Je pense que cette distinction est un bon moyen d'expliquer de nombreux sentiments d'addiction : essayer de satisfaire nos désirs d’une manière qui ne répond pas aux aspirations qui les ont suscités. Chaque fois que l’on tente de satisfaire ses désirs, d'une manière qui ne crée pas la satisfaction de l'aspiration de fond, il y a un risque de spirale.

  • La "satisfaction" frustrante crée l'envie de recommencer, en passant en général par des stimuli plus forts – si la première dose n’a pas donné la sensation recherchée, augmentons la dose… sans plus de succès.
  • De ce fait, la « chute » est de plus en plus profonde, car l'aspiration fondamentale n'est toujours pas satisfaite et le cerveau plonge dans le désespoir
  • La réalisation du désir donne une impression temporaire et superficielle de satisfaction qui disparaît aussitôt.

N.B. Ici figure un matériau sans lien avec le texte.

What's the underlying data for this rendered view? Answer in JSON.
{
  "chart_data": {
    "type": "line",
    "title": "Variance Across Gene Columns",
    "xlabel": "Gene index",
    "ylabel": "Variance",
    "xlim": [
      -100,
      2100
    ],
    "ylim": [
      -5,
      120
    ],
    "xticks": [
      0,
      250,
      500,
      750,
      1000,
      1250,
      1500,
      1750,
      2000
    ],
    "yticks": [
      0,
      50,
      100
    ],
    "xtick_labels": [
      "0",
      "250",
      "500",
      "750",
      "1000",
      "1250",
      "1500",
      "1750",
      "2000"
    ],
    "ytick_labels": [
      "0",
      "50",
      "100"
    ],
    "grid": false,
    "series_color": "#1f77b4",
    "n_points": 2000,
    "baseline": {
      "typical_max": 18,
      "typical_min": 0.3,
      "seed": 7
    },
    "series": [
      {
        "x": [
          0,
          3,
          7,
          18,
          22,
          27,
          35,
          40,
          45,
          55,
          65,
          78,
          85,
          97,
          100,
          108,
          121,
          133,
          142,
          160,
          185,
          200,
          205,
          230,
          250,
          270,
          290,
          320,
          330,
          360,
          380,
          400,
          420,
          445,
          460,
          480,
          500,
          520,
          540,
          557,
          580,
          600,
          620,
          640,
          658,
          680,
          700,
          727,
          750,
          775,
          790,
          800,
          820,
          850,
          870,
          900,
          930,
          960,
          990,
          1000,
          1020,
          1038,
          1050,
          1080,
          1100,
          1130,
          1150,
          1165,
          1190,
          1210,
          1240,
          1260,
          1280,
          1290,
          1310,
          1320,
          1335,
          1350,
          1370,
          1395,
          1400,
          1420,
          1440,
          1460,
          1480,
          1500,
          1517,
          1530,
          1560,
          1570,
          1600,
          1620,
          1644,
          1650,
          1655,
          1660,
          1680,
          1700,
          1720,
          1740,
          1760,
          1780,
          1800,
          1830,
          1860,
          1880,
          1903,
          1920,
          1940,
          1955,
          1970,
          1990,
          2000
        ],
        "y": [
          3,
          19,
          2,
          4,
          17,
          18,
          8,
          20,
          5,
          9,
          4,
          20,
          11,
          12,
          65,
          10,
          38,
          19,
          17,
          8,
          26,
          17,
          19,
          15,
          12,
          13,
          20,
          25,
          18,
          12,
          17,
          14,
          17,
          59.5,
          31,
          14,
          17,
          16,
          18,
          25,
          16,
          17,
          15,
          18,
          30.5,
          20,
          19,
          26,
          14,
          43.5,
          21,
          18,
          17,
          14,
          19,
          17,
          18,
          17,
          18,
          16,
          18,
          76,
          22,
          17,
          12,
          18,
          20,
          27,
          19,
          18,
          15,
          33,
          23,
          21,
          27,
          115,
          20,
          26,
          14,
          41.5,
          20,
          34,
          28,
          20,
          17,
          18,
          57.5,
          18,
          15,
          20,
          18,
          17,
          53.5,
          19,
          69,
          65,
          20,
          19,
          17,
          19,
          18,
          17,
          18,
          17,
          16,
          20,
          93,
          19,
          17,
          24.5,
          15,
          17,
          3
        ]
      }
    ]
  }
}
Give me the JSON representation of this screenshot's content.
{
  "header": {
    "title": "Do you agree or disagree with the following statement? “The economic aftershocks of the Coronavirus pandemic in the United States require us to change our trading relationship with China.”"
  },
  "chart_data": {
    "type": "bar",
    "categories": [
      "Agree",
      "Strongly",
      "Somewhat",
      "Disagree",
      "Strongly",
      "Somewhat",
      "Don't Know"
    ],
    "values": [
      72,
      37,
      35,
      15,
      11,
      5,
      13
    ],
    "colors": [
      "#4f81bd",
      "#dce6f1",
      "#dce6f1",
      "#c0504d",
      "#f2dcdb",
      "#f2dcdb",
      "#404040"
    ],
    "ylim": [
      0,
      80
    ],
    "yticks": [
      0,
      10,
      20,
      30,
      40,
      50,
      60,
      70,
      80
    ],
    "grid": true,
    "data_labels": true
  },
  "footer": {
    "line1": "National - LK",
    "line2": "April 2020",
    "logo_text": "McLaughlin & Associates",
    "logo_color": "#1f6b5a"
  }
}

C’est la dépendance.
  • L'aspiration insatisfaite devient de plus en plus douloureuse, devient un manque, et c’est la sensation de frustration et de désespoir.

Je crois que c’est la raison du sentiment « d’addiction au sexe » (ou à la pornographie) : quand on pratique des formes de sexualité sans sentiment de réciprocité, la réalisation du désir ne permet généralement pas la satisfaction des aspirations profondes qu’il exprime. Et cela crée un sentiment de vide propice à l’addiction.

Il s’avère que le sexe non réciproque est loin d'être aussi agréable physiquement qu'une véritable interaction (y compris pour celui qui l'a choisi), Et évidemment, il n’est pas non plus une source de connexion - au contraire, il crée un sentiment de solitude et de déconnexion. C’est pourquoi, il est insatisfaisant pour les aspirations réelles derrière le désir sexuel. Et cela conduit à une spirale descendante.

C'est pourquoi l'impératif d'un consentement véritable (enthousiaste) n'est pas l'ennemi de votre satisfaction – au contraire ; cela nous empêche de suivre nos désirs sans répondre à nos aspirations les plus profondes, ce qui conduirait à de douloureuses pathologies.